Par Daniel Schneidermann

Sur le front de

la mortalité routière, Pujadas avait un scoop : on pourrait bien prochainement – qui sait, l'idée fait son chemin, pourquoi pas – brider les moteurs des voitures. Frisson dans l'assistance. Brider les moteurs ! Ça, ce serait un geste, un signe, un signal ! Ça, ce serait du gouvernement, de l'acte fort. D'ailleurs, France 2, comme tous les journaux télévisés ce même soir, préparait le terrain avec des reportages sur des victimes de la "criminalité routière", des enfants fauchés, des familles endeuillées.

Mardi, c'était le jour de la sécurité routière, à la télé. Vies brisées. Trémolos de Raffarin. Formules. Voix qui tremble. Nœud dans la gorge. Radars automatiques pour bientôt. Programme pluriannuel d'action. Résolution inébranlable. Volontarisme. Brochette de ministres au premier rang. On sentait l'opération préparée plusieurs semaines à l'avance, des bataillons de chargés de relations publiques dans la coulisse. L'Etat et les médias terrassant l'infâme lobby automobile, fauteur de criminalité routière : la belle allégorie !

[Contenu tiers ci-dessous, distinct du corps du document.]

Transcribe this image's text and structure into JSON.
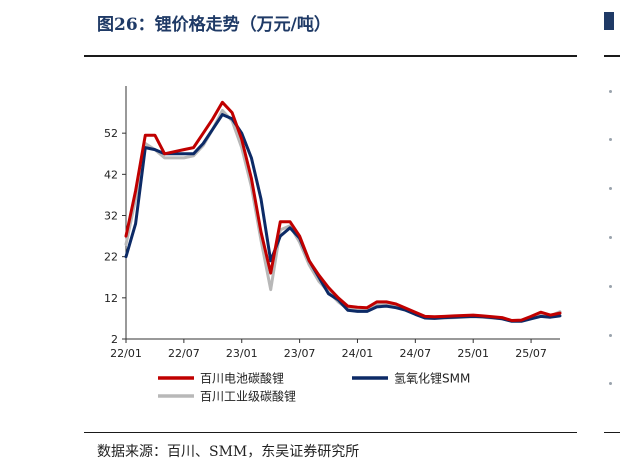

Pour attester la fermeté de ces résolutions, Pujadas avait invité Geneviève Jurgensen, présidente de la Ligue contre la violence routière, combattante de longue date contre les constructeurs automobiles. Quelle audace ! Quel pied de nez au redoutable "lobby automobile"! Aucun doute, si la télé invite Geneviève Jurgensen, cela signifie que quelque part dans la mystérieuse bulle politico-médiatique où se fabriquent les ballons d'essai, l'idée de brider les moteurs fait son chemin. Comme toujours, Geneviève Jurgensen se montra convaincue, un peu fatiguée évidemment de répéter sans cesse la même chose, mais pas lasse, magnifiquement prête à se battre jusqu'à son dernier souffle.

On allait s'endormir satisfait, fier des médias intrépides et de ce gouvernement qui prenait énergiquement le dossier en main quand, en fin de soirée, on tomba sur "Soir 3". Grave, évidemment grave, le ministre des transports était sur le plateau : "Y a-t-il une volonté politique dans ce pays ? Le premier ministre et le président ont répondu oui, etc." France 3 avait aussi interviewé Geneviève Jurgensen : "Ça n'a pas de sens de construire des véhicules qui vont jusqu'à 250 kilomètres-heure." Jusque-là, aucune différence.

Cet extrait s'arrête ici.